Fortunately, today’s technology solutions, bolstered by artificial intelligence and machine-learning capabilities, can help financial institutions detect and mitigate a broader range of risk factors—both in and out of sight—with greater precision and speed. Marking a paradigm shift from traditional rules-based verification are AI-based solutions with unsupervised deep-learning algorithms and the ability to recalibrate in real time, and over time, with feedback loops from actual customer data. Being able to combine first- and third-party data allows financial institutions to customize risk models based on their customer population and more accurately detect anomalies.
Another key consideration for companies shopping for digital solutions is the ability to embed data and insights directly into an existing customer journey. This can help empower financial institutions to pivot and evolve their strategies to increase the efficacy of their fraud programs. The benefits can be twofold—not only do they power insights and intelligent decisioning to help future-proof organizations against ever-emerging tactics, but they remove much if not all of the dependency on manual intervention for verification and recovery, drastically reducing the hidden costs of fraud.
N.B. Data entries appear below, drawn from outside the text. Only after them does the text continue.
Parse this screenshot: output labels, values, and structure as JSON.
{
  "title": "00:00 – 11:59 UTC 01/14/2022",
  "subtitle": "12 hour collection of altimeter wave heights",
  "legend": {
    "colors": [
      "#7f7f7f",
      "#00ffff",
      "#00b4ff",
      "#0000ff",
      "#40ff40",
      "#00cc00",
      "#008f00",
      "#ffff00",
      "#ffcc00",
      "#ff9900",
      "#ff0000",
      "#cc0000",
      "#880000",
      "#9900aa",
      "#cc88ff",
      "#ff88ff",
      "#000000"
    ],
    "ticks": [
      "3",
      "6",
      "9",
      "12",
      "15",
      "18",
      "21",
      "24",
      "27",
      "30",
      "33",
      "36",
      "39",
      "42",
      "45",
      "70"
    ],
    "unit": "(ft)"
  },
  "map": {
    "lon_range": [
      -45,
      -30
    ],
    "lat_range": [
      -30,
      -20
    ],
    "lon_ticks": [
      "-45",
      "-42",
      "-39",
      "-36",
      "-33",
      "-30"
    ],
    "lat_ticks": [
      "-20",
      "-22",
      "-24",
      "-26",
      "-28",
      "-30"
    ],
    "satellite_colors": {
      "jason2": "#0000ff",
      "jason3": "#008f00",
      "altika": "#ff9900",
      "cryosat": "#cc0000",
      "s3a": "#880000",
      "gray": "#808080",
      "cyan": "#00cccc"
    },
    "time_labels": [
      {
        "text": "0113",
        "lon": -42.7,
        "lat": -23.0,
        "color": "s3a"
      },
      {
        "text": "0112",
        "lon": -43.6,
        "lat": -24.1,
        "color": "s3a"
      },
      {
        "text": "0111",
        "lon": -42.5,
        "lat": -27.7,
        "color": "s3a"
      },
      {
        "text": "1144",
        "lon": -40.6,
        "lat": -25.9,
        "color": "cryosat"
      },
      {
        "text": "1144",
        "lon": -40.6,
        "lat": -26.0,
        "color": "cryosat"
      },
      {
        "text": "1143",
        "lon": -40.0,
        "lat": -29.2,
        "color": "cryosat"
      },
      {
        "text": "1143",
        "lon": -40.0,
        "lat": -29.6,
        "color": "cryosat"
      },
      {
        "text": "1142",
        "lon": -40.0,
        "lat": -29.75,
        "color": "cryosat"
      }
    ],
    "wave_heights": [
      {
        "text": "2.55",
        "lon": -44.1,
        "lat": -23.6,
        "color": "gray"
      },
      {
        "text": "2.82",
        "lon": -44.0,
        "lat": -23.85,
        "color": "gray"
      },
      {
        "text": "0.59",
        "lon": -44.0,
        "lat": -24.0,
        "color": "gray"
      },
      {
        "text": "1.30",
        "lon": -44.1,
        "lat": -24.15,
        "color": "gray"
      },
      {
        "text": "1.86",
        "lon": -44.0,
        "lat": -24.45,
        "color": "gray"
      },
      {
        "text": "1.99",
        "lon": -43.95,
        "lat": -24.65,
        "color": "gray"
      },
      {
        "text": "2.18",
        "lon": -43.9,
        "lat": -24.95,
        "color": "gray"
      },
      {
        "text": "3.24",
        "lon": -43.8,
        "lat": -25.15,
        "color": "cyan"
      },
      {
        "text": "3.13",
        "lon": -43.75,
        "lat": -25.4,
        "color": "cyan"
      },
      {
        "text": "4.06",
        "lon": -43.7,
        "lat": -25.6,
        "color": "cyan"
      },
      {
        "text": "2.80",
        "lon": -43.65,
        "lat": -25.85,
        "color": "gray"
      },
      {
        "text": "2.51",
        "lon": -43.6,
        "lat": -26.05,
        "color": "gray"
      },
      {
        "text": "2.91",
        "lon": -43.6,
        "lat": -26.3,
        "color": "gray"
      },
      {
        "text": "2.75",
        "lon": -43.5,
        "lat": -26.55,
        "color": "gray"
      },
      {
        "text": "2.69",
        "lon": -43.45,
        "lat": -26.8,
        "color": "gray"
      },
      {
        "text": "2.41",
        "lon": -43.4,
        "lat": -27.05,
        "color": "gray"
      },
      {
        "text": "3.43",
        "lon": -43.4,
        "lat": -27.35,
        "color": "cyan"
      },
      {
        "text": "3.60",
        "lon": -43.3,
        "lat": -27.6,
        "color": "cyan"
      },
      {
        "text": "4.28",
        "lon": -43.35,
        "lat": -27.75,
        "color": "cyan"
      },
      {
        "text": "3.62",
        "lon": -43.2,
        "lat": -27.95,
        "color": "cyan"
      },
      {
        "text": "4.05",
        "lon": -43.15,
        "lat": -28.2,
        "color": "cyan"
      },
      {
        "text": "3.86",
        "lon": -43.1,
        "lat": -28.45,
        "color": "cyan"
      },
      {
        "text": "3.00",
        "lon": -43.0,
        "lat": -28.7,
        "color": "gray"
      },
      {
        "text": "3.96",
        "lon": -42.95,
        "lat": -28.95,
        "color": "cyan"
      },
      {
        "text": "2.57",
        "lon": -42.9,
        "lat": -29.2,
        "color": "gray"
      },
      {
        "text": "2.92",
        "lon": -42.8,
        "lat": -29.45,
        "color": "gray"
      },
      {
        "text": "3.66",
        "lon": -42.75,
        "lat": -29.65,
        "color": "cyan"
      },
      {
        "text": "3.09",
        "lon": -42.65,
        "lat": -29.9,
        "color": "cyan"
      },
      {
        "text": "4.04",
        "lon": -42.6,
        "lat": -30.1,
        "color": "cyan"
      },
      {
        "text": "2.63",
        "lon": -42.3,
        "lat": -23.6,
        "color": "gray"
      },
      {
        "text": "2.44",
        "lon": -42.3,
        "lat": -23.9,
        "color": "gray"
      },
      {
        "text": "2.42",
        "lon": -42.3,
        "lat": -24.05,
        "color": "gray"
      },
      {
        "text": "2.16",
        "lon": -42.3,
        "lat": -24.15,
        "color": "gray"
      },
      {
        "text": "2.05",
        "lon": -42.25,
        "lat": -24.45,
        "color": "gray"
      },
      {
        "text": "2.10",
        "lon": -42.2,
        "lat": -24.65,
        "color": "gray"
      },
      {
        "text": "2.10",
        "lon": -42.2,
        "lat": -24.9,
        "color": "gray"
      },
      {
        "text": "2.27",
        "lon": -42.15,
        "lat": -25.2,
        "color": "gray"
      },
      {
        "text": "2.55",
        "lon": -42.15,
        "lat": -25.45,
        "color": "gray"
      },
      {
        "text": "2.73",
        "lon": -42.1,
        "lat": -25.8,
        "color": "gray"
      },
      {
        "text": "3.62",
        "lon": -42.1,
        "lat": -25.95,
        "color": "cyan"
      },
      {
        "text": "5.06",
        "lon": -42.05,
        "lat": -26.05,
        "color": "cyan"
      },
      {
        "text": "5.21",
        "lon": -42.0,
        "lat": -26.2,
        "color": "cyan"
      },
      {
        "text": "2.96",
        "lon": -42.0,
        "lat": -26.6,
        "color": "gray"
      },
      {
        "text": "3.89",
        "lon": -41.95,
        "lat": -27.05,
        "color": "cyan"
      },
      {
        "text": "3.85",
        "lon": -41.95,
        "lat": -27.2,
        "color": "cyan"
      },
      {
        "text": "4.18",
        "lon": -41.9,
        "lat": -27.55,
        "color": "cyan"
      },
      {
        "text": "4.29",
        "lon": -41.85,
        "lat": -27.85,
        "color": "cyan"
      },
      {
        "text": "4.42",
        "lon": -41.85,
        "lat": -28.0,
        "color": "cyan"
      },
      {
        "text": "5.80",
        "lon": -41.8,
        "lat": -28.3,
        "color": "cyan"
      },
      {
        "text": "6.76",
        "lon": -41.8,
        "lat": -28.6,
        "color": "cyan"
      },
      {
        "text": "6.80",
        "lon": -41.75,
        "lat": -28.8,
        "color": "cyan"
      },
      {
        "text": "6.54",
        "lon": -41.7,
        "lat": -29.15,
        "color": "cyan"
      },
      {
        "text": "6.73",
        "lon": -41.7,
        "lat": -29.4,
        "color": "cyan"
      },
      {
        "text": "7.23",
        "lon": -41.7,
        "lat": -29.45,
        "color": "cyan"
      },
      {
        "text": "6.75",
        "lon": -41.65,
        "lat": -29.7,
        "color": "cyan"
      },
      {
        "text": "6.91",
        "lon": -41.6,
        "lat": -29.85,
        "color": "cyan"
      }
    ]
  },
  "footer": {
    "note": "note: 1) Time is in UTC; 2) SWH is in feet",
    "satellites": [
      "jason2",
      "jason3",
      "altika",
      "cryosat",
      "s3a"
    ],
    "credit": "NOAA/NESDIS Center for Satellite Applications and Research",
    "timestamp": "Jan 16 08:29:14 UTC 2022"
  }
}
As fraudulent activity continues to increase in digital channels, fraud programs must evolve to detect and stop fraudulent activity before it gets on the books. The conventional wisdom of inflated operational teams and rules-based technology has fallen flat and narrowed margins. Being able to evaluate risks in real time and change customer experiences to place more automated mitigation steps in the process flows of higher-risk profiles while enabling low-friction experiences for those with lower risk is a winning combination.
Ultimately, the true costs of fraud are not always in plain sight. To meet threats head-on, financial institutions should explore dynamic technology solutions that not only meet the challenge of today but equip them for the threats of tomorrow.